Little was heard from the engineering parties in the field. They were scattered all through the mountains, from up in Wyoming down into Colorado, and on across into Utah, beyond Salt Lake. In fact, last year the surveys for the best routes had been pushed clear to California—so as to be ready.

The parties that had come in, in the winter, to report and draw their maps, had gone out again in early spring for another season’s work. Some of the parties even had stayed out all winter, measuring the snow falls and learning the weather at the passes.

General Sherman, commanding this Military Division of the Missouri, which extended from the Mississippi River to the Rocky Mountains, had issued orders that the military posts should furnish General Dodge with all the soldiers who might be spared, so that the road and the survey parties should be protected.

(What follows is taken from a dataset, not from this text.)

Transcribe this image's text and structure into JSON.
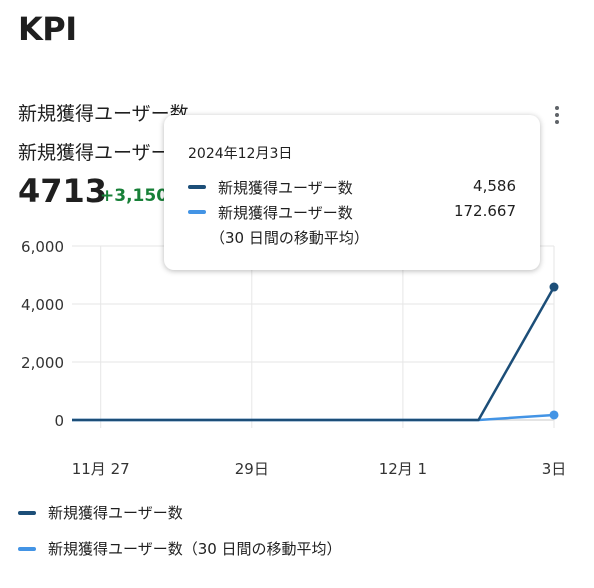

Just the same, the surveying job was a dangerous job; ten and twelve miles of the survey lines were run, each day, and the chain-men and rod-men sometimes were far separated from the soldiers—and the chief of the party was supposed to go in the advance, to discover the easiest country.

Last year the mountains and the deserts on either slope had been pretty well covered. Now it was understood that the road was not to turn south for Denver and the Colorado Rockies—no good passes had been found; it was to turn for the northwest, instead, and cross the Rockies in Wyoming, by a pass that General Dodge himself had discovered in one of his Indian campaigns two years ago.

So onward marched the rails—that double line ever reaching westward. Back and forth, hauling the truck, Terry rode old yellow Jenny—and how many miles he traveled, to every one mile of track, he never quite figured out, but seemed to him that he already had ridden the distance to San Francisco.

“We’ll be after changin’ the base to a new Julesburg—as soon as the rails reach yon,” said the men.

“Sure, if it’s base o’ supplies ye mane, that’ll be changed before ever the rails get there,” was the answer. “Any day now they’ll be comin’ through—wid their gin mills an’ their skin-games an’ all on wheels, to be set up an’ waitin’ for our pay-car.”

And that was true. The railroad followed up along the north side of the South Platte River. The Overland Stage road followed up along the south side, with the six-horse teams and the round Concord stages plying over it between North Platte and Denver, on the Salt Lake haul. And stage road and railroad grade headed westward toward the old stage station at Julesburg.

It seemed likely that a new Julesburg would be the next supply base. It was about the right distance from North Platte, the last base, or ninety miles; for about every ninety or one hundred miles the supply base was relocated, farther along, at end o’ track.